С другой стороны, Гиляровский тоже примыкает к традиции сентиментального натурализма, характерного для русской трущобной литературы с самого начала (см. выше). Некоторые из его очерков посвящены «падшим», вызывающим жалость людям, невинным жертвам социальных условий, нашедшим последнее пристанище в трущобных ночлежках и трактирах Хитрова рынка. Это бывшие солдаты, мелкие чиновники или неимущие крестьяне, которые, подавшись в Москву на заработки, нередко попадают в руки воровских банд и лишаются всего, подчас даже жизни[1079]; это и женщины, чье положение типично для жанра: обманутые и брошенные любовниками, они вынуждены заняться проституцией[1080]. В рассказе «Один из многих» оба этих антропологических взгляда на трущобный люд даже сталкиваются друг с другом. Наивный, добродушный неудачник, «жертва обстоятельств», которого несколько раз обобрали до нитки на Хитровом рынке, от отчаяния пытается украсть ломоть хлеба, однако его ловят с поличным и арестовывают. Сентиментальную историю венчает газетная заметка, описывающая преступника языком криминальной антропологии: «Разбойник гигантского роста и атлетического телосложения, физиономия зверская»[1081]. В данном случае расхождение между «аутентичным» и «объективным» описанием вора как жертвы общества, с одной стороны, и «стереотипным», а значит, «ложным» газетным портретом преступника – с другой, призвано разоблачить научную несостоятельность грубого криминально-антропологического дискурса, бывшего тогда в моде[1082].

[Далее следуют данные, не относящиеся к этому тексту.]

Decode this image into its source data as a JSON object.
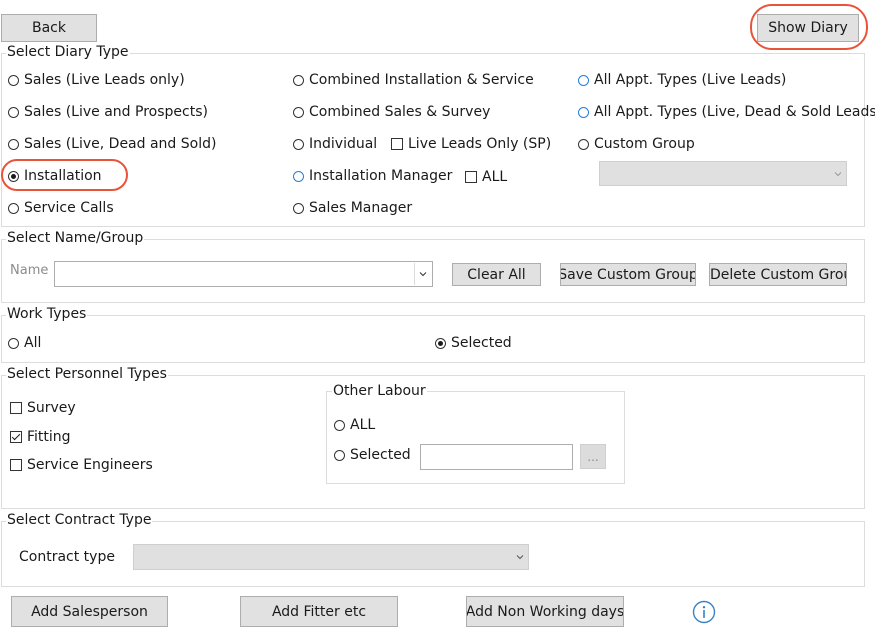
{
  "buttons": {
    "back": "Back",
    "show_diary": "Show Diary",
    "clear_all": "Clear All",
    "save_custom_group": "Save Custom Group",
    "delete_custom_group": "Delete Custom Group",
    "ellipsis": "...",
    "add_salesperson": "Add Salesperson",
    "add_fitter": "Add Fitter etc",
    "add_non_working": "Add Non Working days"
  },
  "diary_type": {
    "title": "Select Diary Type",
    "col1": [
      "Sales (Live Leads only)",
      "Sales (Live and Prospects)",
      "Sales (Live, Dead and Sold)",
      "Installation",
      "Service Calls"
    ],
    "col2": [
      "Combined Installation & Service",
      "Combined Sales & Survey",
      "Individual",
      "Installation Manager",
      "Sales Manager"
    ],
    "col3": [
      "All Appt. Types (Live Leads)",
      "All Appt. Types (Live, Dead & Sold Leads)",
      "Custom Group"
    ],
    "live_leads_only": "Live Leads Only (SP)",
    "all_check": "ALL",
    "selected": "Installation"
  },
  "name_group": {
    "title": "Select Name/Group",
    "name_label": "Name",
    "name_value": ""
  },
  "work_types": {
    "title": "Work Types",
    "all": "All",
    "selected": "Selected",
    "current": "Selected"
  },
  "personnel": {
    "title": "Select Personnel Types",
    "items": [
      {
        "label": "Survey",
        "checked": false
      },
      {
        "label": "Fitting",
        "checked": true
      },
      {
        "label": "Service Engineers",
        "checked": false
      }
    ],
    "other_labour": {
      "title": "Other Labour",
      "all": "ALL",
      "selected": "Selected",
      "value": ""
    }
  },
  "contract": {
    "title": "Select Contract Type",
    "label": "Contract type",
    "value": ""
  },
  "colors": {
    "highlight": "#e8543a",
    "radio_blue": "#2a7fd4",
    "info_blue": "#3b82c4"
  },
  "icons": [
    "chevron-down-icon",
    "info-icon"
  ]
}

В конце XIX века, когда трущобная литература успела превратиться в популярный жанр[1083], которому недалеко оставалось до международной славы – она придет благодаря пьесе Максима Горького «На дне» (1903), – А. И. Свирский пишет «Мир трущобный», первый том своего цикла очерков «Погибшие люди» (1898), посвященный Петербургу и родному городу писателя Ростову-на-Дону[1084]. Сентиментальное отношение Свирского к любым типам «погибших людей», от преступников (см. выше) до «нищих и пропойц»[1085], вновь оборачивается попыткой придать бесформенной массе трущобных людей человеческие и индивидуальные черты. При этом сами трущобы превращаются в гетеротопию преступности, в чудовище, пожирающее «несчастных» жертв:
Нет того города, который не имел бы своих трущоб; и чем город многолюднее, тем трущоб в нем больше. Эти притоны, словно сказочные чудовища, своими цепкими лапами выхватывают из толпы несчастных, обездоленных людей, без различия класса, возраста и пола, с страшною силою втягивают их в свои грязные внутренности, убивают в своих жертвах всякое человеческое достоинство, заставляют забыть их обо всем, что только есть хорошего, честного, святого в жизни нашей и наконец, превратив их в нравственных и физических уродов, навсегда преграждают им путь к тому обществу, к которому и они, горемычные, когда-то принадлежали…[1086]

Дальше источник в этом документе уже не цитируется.